The analyst pointed out that ULTA’s first-quarter results exceeded forecasts, which were already raised ahead of the report, and that the company’s slight increase to its annual forecast was particularly noteworthy in the current retail environment. Horvers took this as a positive signal, especially given that ULTA provided guidance before Liberation Day, a rare move for retailers in the first quarter. InvestingPro analysis reveals the company’s impressive financial health score of "GREAT," supported by strong profitability metrics and management’s aggressive share buyback program.
ULTA’s market share gains in both mass and prestige segments were also emphasized, despite increased competition and access from Amazon (NASDAQ:AMZN) and the expansion of retail doors over the past four years. Horvers mentioned ULTA’s competitive performance in relation to Sephora at Kohl’s (NYSE:KSS), which only saw a 1% comp increase in the first quarter.

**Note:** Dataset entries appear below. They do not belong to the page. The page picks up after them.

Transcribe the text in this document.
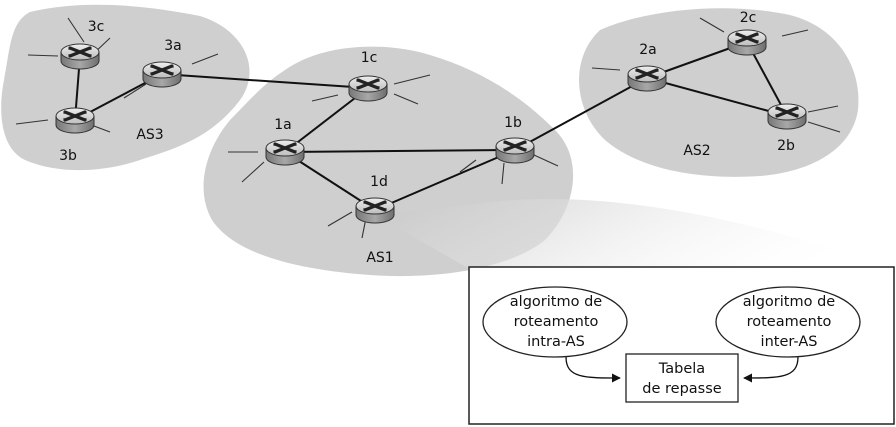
3c
3b
3a
1c
1a	1b
1d
2a
2c
2b
AS3
AS1
AS2
algoritmo de
roteamento
intra-AS
algoritmo de
roteamento
inter-AS
Tabela
de repasse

The analyst commended ULTA’s profitability and execution under the leadership of new CEO Kecia Steelman, who was promoted from COO in January. He believes these factors justify an expansion in the company’s valuation multiples. Additionally, Horvers expects upward revisions in profitability projections, with the market potentially anticipating EPS of $25-26.
Horvers concluded by stating that given ULTA’s long-term EPS algorithm and the quality of the industry, the company deserves to trade at a premium to the normalized market multiple of 18 times earnings. As a result, the updated December 2025 price target of $525 is set at 19 times his estimates for 2026, which are above consensus, and equivalent to 12 times enterprise value to earnings before interest, taxes, depreciation, and amortization (EV/EBITDA). He reiterated the Overweight rating and confirmed that ULTA remains on the US Equity Analyst Focus List.

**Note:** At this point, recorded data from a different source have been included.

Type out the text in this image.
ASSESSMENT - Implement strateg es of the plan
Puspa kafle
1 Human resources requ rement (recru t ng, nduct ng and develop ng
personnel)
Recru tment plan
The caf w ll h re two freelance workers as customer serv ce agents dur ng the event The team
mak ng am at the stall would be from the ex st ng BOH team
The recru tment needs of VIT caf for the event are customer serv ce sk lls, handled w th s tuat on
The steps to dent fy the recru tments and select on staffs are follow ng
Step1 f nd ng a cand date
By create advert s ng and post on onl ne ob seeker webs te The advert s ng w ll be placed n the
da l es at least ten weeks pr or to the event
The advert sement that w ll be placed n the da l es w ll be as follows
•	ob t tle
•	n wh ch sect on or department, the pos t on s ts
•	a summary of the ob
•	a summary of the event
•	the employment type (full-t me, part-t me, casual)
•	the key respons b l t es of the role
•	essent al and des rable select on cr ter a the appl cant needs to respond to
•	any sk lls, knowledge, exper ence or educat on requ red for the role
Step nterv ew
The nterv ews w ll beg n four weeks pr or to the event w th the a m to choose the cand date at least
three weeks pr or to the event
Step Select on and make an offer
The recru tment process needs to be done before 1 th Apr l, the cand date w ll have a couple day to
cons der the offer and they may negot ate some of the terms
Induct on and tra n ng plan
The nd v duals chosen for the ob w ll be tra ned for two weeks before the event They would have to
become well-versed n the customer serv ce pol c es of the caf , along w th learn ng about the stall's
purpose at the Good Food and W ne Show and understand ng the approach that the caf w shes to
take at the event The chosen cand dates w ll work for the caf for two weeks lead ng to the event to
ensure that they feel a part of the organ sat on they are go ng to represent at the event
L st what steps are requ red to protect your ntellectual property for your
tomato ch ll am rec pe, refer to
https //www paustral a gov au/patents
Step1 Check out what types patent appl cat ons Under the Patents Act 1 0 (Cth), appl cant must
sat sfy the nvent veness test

In other recent news, ULTA Beauty announced impressive first-quarter results for fiscal 2025, with earnings per share (EPS) of $6.70, surpassing market expectations of $5.75. The company also reported revenue of $2.85 billion, exceeding the anticipated $2.79 billion. Following these strong results, several analyst firms adjusted their price targets for ULTA. Citi raised its target to $450 while maintaining a Neutral rating, citing ULTA’s robust comparable store sales and lower expenses. Raymond (NSE:RYMD) James increased its target to $500, maintaining an Outperform rating, and highlighted ULTA’s growth in both mass and prestige categories. Morgan Stanley (NYSE:MS) set a new price target of $550, maintaining an Overweight rating, noting the positive risk/reward scenario for the retailer. BofA Securities also raised its target to $455, keeping a Neutral rating, and acknowledged the company’s strong sales and gross margin performance. Analysts have noted ULTA’s strategic initiatives and execution as key factors in its recent success, with some expressing optimism about the company’s future growth potential amidst a dynamic economic environment.